Zirl#
Zirl, Tyrol, market town in the district of Innsbruck-Land, alt. 622 m, pop. 5,037, area 57.24 km2, situated in the Inn Valley, west of Innsbruck; most famous Christmas crib village (Baroque cribs, turn of 18th /19th centuries). - Provincial hospital, road and highway maintenance depot, Martinsbuehel Monastery, TIWAG (short for "Tiroler Wasserkraftwerke AG", the Tyrolean Water Power Utility) branch office, Zirl transformer station; diversified economic structure, 1,639 people employed (1991): personal, social and public services (hospital), trade, building industry, commercial stone-crushing plant with hydraulic limestone production, soap and detergent factory, liquor factory with herbal distillery, recycling enterprises (plastics, paper); tourism (38,944 overnight stays in 1992, mainly in summer) and wine growing. - On Martinsbuehel, settlements since the La Tène period, Teriolis Roman military post in the 4th /5th centuries; St. Martinsberg Castle (documented mention 1290, enlarged to a hunting seat under Emperor Maximilian I around 1500), St.

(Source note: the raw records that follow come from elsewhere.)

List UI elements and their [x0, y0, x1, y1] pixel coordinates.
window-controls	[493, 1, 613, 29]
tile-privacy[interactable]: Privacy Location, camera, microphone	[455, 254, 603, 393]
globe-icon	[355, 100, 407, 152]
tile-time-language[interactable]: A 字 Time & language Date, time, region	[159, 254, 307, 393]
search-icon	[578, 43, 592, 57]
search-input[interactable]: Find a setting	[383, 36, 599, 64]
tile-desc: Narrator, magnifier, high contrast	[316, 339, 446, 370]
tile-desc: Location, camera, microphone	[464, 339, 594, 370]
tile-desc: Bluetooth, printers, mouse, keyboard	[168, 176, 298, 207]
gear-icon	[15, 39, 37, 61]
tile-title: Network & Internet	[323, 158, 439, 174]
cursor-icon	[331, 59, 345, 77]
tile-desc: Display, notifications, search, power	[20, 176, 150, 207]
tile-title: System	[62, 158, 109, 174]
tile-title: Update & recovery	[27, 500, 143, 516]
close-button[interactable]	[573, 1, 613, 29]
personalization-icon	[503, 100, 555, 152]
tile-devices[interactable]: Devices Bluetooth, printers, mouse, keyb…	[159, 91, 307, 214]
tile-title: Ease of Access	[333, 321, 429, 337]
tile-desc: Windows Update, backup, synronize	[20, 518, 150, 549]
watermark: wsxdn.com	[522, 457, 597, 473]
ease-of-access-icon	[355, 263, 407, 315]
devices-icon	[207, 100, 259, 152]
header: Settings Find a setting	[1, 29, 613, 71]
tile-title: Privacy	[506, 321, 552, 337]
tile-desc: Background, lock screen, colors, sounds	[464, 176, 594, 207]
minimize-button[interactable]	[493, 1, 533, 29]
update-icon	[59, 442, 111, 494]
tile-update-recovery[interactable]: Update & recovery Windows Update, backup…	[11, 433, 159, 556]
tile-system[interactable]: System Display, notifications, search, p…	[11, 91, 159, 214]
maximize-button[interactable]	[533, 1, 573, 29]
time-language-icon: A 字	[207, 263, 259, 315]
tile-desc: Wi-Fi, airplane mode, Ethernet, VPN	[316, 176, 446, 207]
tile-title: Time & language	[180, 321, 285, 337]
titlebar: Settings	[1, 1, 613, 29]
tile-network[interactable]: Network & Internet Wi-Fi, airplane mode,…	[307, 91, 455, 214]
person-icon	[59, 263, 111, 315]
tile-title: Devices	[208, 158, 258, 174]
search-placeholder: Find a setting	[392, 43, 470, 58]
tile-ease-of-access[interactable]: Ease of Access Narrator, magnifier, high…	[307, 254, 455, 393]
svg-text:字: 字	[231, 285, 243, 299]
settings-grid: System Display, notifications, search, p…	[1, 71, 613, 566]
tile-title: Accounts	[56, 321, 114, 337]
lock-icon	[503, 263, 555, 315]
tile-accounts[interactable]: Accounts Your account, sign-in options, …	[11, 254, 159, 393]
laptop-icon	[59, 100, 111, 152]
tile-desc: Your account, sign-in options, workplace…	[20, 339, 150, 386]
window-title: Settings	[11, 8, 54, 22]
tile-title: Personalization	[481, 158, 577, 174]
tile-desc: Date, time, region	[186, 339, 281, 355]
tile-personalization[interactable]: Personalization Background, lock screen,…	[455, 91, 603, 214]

Martin Chapel with late Gothic choir (built as a one-aisled church incorporating an antique building, 6th century); documented mention of Zirl in 799, largely destroyed by fire in 1908; early historicist parish church (1847/48), Nazarene wall and vault paintings (1860-1874); Calvary (erected from 1771 on), cruciform chapel, Calvary church (1803-1805); Fragenstein castle ruin (built before 1209, in decay since 1703). Nearby is the Mittenwaldbahn railway between Innsbruck and Garmisch-Partenkirchen in Germany, a complex feat of engineering (1910-1912); Emperor Maximilian Grotto.
Literature#
N. Prantl, Heimat Zirl, 1960; K.-H. Velano, Festschrift anlaesslich der Markterhebung von Zirl 1984, 1984; B. Floess, Zirl in Wort und Bild, 1983.